This open meeting followed the AGM.
Report by Laura Swaffield, Chair of The Library Campaign.
But it’s clear to me that, whatever the disagreements, all present had a lot more in common than they had differences. Those who run volunteer libraries do not advocate the idea, and have campaigned hard against it.
All agreed that the whole network of libraries has become a catastrophic mess on minister Ed Vaizey’s watch.
People in all the political parties understand the value of public libraries. But none have any faith that their party will really take the issues on board.
There are hopes that the Sieghart report on public libraries (due at the end of the year) will come up with useful ideas. When it does, we’ll hold a wide consultation with the people who matter – library
users. If they support its proposals, we will campaign hard to get every political party to commit to it – before the general election.
But Sieghart can’t undo the damage that has already taken place. Nor can it counter the effects of continuing savage cuts to local authorities – unless all of them are made aware of the real costs of
wrecking their library services.
There’s widespread recognition, too, that many local councils are not playing fair. Consultations are skewed, and their findings ignored. Millions are wasted on vanity projects, consultants, uncontrolled
central service costs and high-paid senior posts.
The trend is to pick off the most vulnerable small libraries – the very ones that are most needed, and least likely to survive without council support.
The true agenda, in many cases, is to ignore all viable alternatives and enforce a chain of volunteer libraries that are pretty certain to fail. At that point, the council can claim that it did its best – and
can now sell off the buildings. As it always intended.
Another trend to watch is rocketing charges. Charges for internet use have long been creeping in, and one council is now charging £10 for inter-library loans.
Everyone agreed that public libraries should be publicly-funded and professionally staffed. That applied to all who run volunteer libraries. None had done so until they had campaigned long and hard
for a proper service to be retained by their council.
Unsurprisingly, the one area of disagreement was about the quality of volunteer libraries and their chances of survival. Is a volunteer library better than none? And anyway, do all council services offer
all that a good public library should?
Above all, comes the dilemma – if decent, competent people offer to help their local community, the answer will likely be: “Thanks, chum. Now we can close down even more public services and spend your money on things you don’t want.” Cynical public service cuts are poisoning
the well of civic goodwill.
It’s significant that Arts Council England and the DCMS were barely mentioned. The former does nothing relevant, the latter is positively hostile. Neither engages with library users.

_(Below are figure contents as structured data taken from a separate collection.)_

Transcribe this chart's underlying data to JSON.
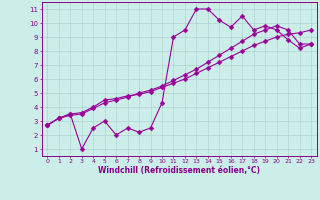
{
  "xlabel": "Windchill (Refroidissement éolien,°C)",
  "background_color": "#cceee8",
  "line_color": "#990099",
  "grid_color": "#aacccc",
  "xlim_min": -0.5,
  "xlim_max": 23.5,
  "ylim_min": 0.5,
  "ylim_max": 11.5,
  "xticks": [
    0,
    1,
    2,
    3,
    4,
    5,
    6,
    7,
    8,
    9,
    10,
    11,
    12,
    13,
    14,
    15,
    16,
    17,
    18,
    19,
    20,
    21,
    22,
    23
  ],
  "yticks": [
    1,
    2,
    3,
    4,
    5,
    6,
    7,
    8,
    9,
    10,
    11
  ],
  "line1_x": [
    0,
    1,
    2,
    3,
    4,
    5,
    6,
    7,
    8,
    9,
    10,
    11,
    12,
    13,
    14,
    15,
    16,
    17,
    18,
    19,
    20,
    21,
    22,
    23
  ],
  "line1_y": [
    2.7,
    3.2,
    3.5,
    3.6,
    4.0,
    4.5,
    4.6,
    4.8,
    4.9,
    5.1,
    5.4,
    5.7,
    6.0,
    6.4,
    6.8,
    7.2,
    7.6,
    8.0,
    8.4,
    8.7,
    9.0,
    9.2,
    9.3,
    9.5
  ],
  "line2_x": [
    0,
    1,
    2,
    3,
    4,
    5,
    6,
    7,
    8,
    9,
    10,
    11,
    12,
    13,
    14,
    15,
    16,
    17,
    18,
    19,
    20,
    21,
    22,
    23
  ],
  "line2_y": [
    2.7,
    3.2,
    3.4,
    3.5,
    3.9,
    4.3,
    4.5,
    4.7,
    5.0,
    5.2,
    5.5,
    5.9,
    6.3,
    6.7,
    7.2,
    7.7,
    8.2,
    8.7,
    9.2,
    9.5,
    9.8,
    9.5,
    8.5,
    8.5
  ],
  "line3_x": [
    0,
    1,
    2,
    3,
    4,
    5,
    6,
    7,
    8,
    9,
    10,
    11,
    12,
    13,
    14,
    15,
    16,
    17,
    18,
    19,
    20,
    21,
    22,
    23
  ],
  "line3_y": [
    2.7,
    3.2,
    3.5,
    1.0,
    2.5,
    3.0,
    2.0,
    2.5,
    2.2,
    2.5,
    4.3,
    9.0,
    9.5,
    11.0,
    11.0,
    10.2,
    9.7,
    10.5,
    9.5,
    9.8,
    9.5,
    8.8,
    8.2,
    8.5
  ],
  "markersize": 2.5,
  "linewidth": 0.8,
  "tick_color": "#880088",
  "label_color": "#880088",
  "xlabel_fontsize": 5.5,
  "xtick_fontsize": 4.5,
  "ytick_fontsize": 5.0
}
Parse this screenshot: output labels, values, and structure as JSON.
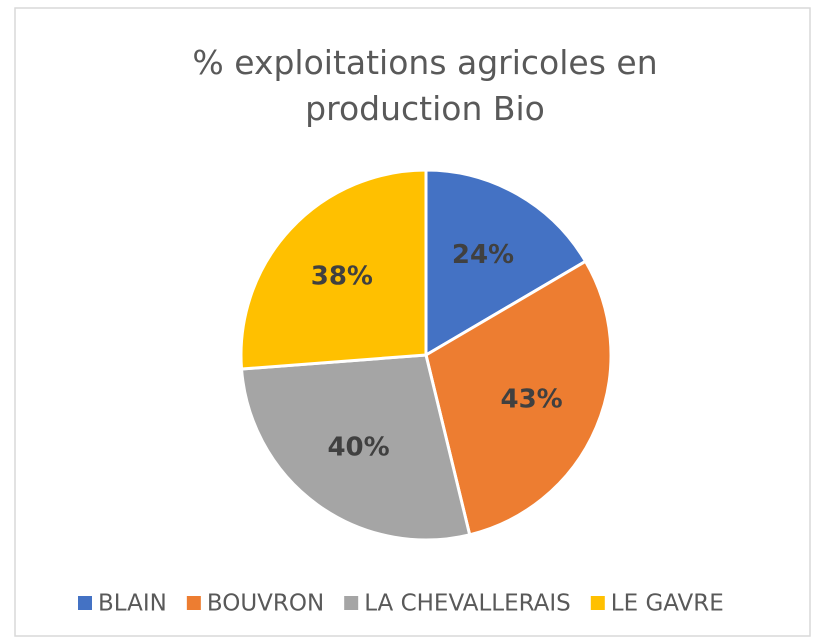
{
  "chart_data": {
    "type": "pie",
    "title": "% exploitations agricoles en production Bio",
    "categories": [
      "BLAIN",
      "BOUVRON",
      "LA CHEVALLERAIS",
      "LE GAVRE"
    ],
    "values": [
      24,
      43,
      40,
      38
    ],
    "value_labels": [
      "24%",
      "43%",
      "40%",
      "38%"
    ],
    "colors": [
      "#4472c4",
      "#ed7d31",
      "#a5a5a5",
      "#ffc000"
    ],
    "legend": "bottom"
  }
}
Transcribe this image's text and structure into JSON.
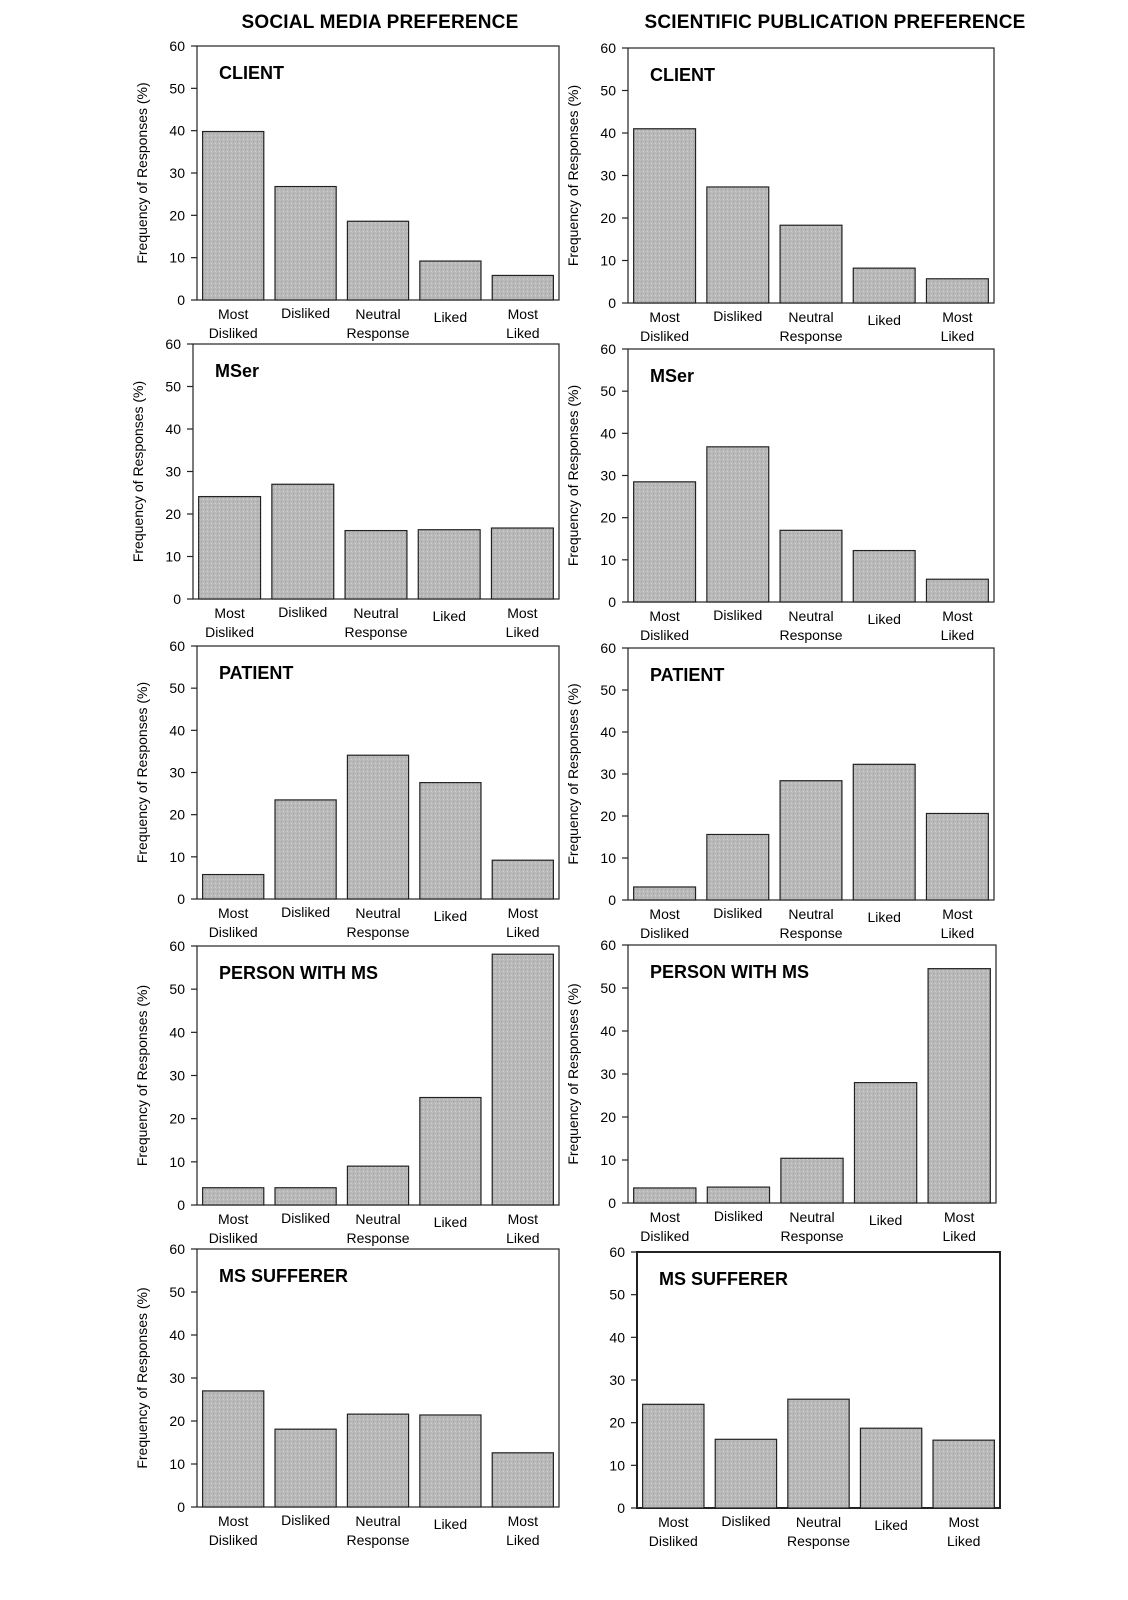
{
  "column_titles": [
    "SOCIAL MEDIA PREFERENCE",
    "SCIENTIFIC PUBLICATION PREFERENCE"
  ],
  "chart_data": [
    {
      "type": "bar",
      "column": "SOCIAL MEDIA PREFERENCE",
      "title": "CLIENT",
      "categories": [
        "Most Disliked",
        "Disliked",
        "Neutral Response",
        "Liked",
        "Most Liked"
      ],
      "values": [
        39.8,
        26.8,
        18.6,
        9.2,
        5.8
      ],
      "ylabel": "Frequency of Responses (%)",
      "ylim": [
        0,
        60
      ],
      "yticks": [
        0,
        10,
        20,
        30,
        40,
        50,
        60
      ]
    },
    {
      "type": "bar",
      "column": "SCIENTIFIC PUBLICATION PREFERENCE",
      "title": "CLIENT",
      "categories": [
        "Most Disliked",
        "Disliked",
        "Neutral Response",
        "Liked",
        "Most Liked"
      ],
      "values": [
        41.0,
        27.3,
        18.3,
        8.2,
        5.7
      ],
      "ylabel": "Frequency of Responses (%)",
      "ylim": [
        0,
        60
      ],
      "yticks": [
        0,
        10,
        20,
        30,
        40,
        50,
        60
      ]
    },
    {
      "type": "bar",
      "column": "SOCIAL MEDIA PREFERENCE",
      "title": "MSer",
      "categories": [
        "Most Disliked",
        "Disliked",
        "Neutral Response",
        "Liked",
        "Most Liked"
      ],
      "values": [
        24.1,
        27.0,
        16.1,
        16.3,
        16.7
      ],
      "ylabel": "Frequency of Responses (%)",
      "ylim": [
        0,
        60
      ],
      "yticks": [
        0,
        10,
        20,
        30,
        40,
        50,
        60
      ]
    },
    {
      "type": "bar",
      "column": "SCIENTIFIC PUBLICATION PREFERENCE",
      "title": "MSer",
      "categories": [
        "Most Disliked",
        "Disliked",
        "Neutral Response",
        "Liked",
        "Most Liked"
      ],
      "values": [
        28.5,
        36.8,
        17.0,
        12.2,
        5.4
      ],
      "ylabel": "Frequency of Responses (%)",
      "ylim": [
        0,
        60
      ],
      "yticks": [
        0,
        10,
        20,
        30,
        40,
        50,
        60
      ]
    },
    {
      "type": "bar",
      "column": "SOCIAL MEDIA PREFERENCE",
      "title": "PATIENT",
      "categories": [
        "Most Disliked",
        "Disliked",
        "Neutral Response",
        "Liked",
        "Most Liked"
      ],
      "values": [
        5.8,
        23.5,
        34.1,
        27.6,
        9.2
      ],
      "ylabel": "Frequency of Responses (%)",
      "ylim": [
        0,
        60
      ],
      "yticks": [
        0,
        10,
        20,
        30,
        40,
        50,
        60
      ]
    },
    {
      "type": "bar",
      "column": "SCIENTIFIC PUBLICATION PREFERENCE",
      "title": "PATIENT",
      "categories": [
        "Most Disliked",
        "Disliked",
        "Neutral Response",
        "Liked",
        "Most Liked"
      ],
      "values": [
        3.1,
        15.6,
        28.4,
        32.3,
        20.6
      ],
      "ylabel": "Frequency of Responses (%)",
      "ylim": [
        0,
        60
      ],
      "yticks": [
        0,
        10,
        20,
        30,
        40,
        50,
        60
      ]
    },
    {
      "type": "bar",
      "column": "SOCIAL MEDIA PREFERENCE",
      "title": "PERSON WITH MS",
      "categories": [
        "Most Disliked",
        "Disliked",
        "Neutral Response",
        "Liked",
        "Most Liked"
      ],
      "values": [
        4.0,
        4.0,
        9.0,
        24.9,
        58.1
      ],
      "ylabel": "Frequency of Responses (%)",
      "ylim": [
        0,
        60
      ],
      "yticks": [
        0,
        10,
        20,
        30,
        40,
        50,
        60
      ]
    },
    {
      "type": "bar",
      "column": "SCIENTIFIC PUBLICATION PREFERENCE",
      "title": "PERSON WITH MS",
      "categories": [
        "Most Disliked",
        "Disliked",
        "Neutral Response",
        "Liked",
        "Most Liked"
      ],
      "values": [
        3.5,
        3.7,
        10.4,
        28.0,
        54.5
      ],
      "ylabel": "Frequency of Responses (%)",
      "ylim": [
        0,
        60
      ],
      "yticks": [
        0,
        10,
        20,
        30,
        40,
        50,
        60
      ]
    },
    {
      "type": "bar",
      "column": "SOCIAL MEDIA PREFERENCE",
      "title": "MS SUFFERER",
      "categories": [
        "Most Disliked",
        "Disliked",
        "Neutral Response",
        "Liked",
        "Most Liked"
      ],
      "values": [
        27.0,
        18.1,
        21.6,
        21.4,
        12.6
      ],
      "ylabel": "Frequency of Responses (%)",
      "ylim": [
        0,
        60
      ],
      "yticks": [
        0,
        10,
        20,
        30,
        40,
        50,
        60
      ]
    },
    {
      "type": "bar",
      "column": "SCIENTIFIC PUBLICATION PREFERENCE",
      "title": "MS SUFFERER",
      "categories": [
        "Most Disliked",
        "Disliked",
        "Neutral Response",
        "Liked",
        "Most Liked"
      ],
      "values": [
        24.3,
        16.1,
        25.5,
        18.7,
        15.9
      ],
      "ylabel": "",
      "ylim": [
        0,
        60
      ],
      "yticks": [
        0,
        10,
        20,
        30,
        40,
        50,
        60
      ]
    }
  ]
}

So, plenty to campaign for. much work to do. Library users and campaigners will have to pool their resources and do the research and campaigning that’s really needed. And they need to pull in information from library users everywhere on what is really going on.
A long list of ideas was put together. We want feedback on what to prioritise. And more suggestions.
* Research – do volunteer libraries really save money? what are their problems? Identify whether (and where) posts have been created to recruit and oversee volunteers – and their associated costs.
* Research – which professional posts have been deleted to make savings in the back office and front line?
* Advice/toolkits on campaigning, understanding local authority budgets, spotting excessive and unnecessary spending.
* Publicity material for councillors and the general public on what public libraries offer and why they matter.
* Direct attack on the DCMS for not doing its job of defining – and ensuring – a ‘comprehensive and efficient’ library service for ‘all persons desiring to make use thereof’, as stipulated by the 1964 Act.
* Proper analysis of CIPFA figures to see what works, how good services operate, how poor services match up.
* Amass information on dodgy consultation by local authorities. Campaign for enforceable standards.
* Checklist of all that a public library service should offer – so both volunteer and public libraries can tick off what they have, identify gaps and keep alive awareness of libraries’ full potential.
* Campaign to reinstate clear standards for public libraries in England.
* Campaign for all libraries to be restored to the public service.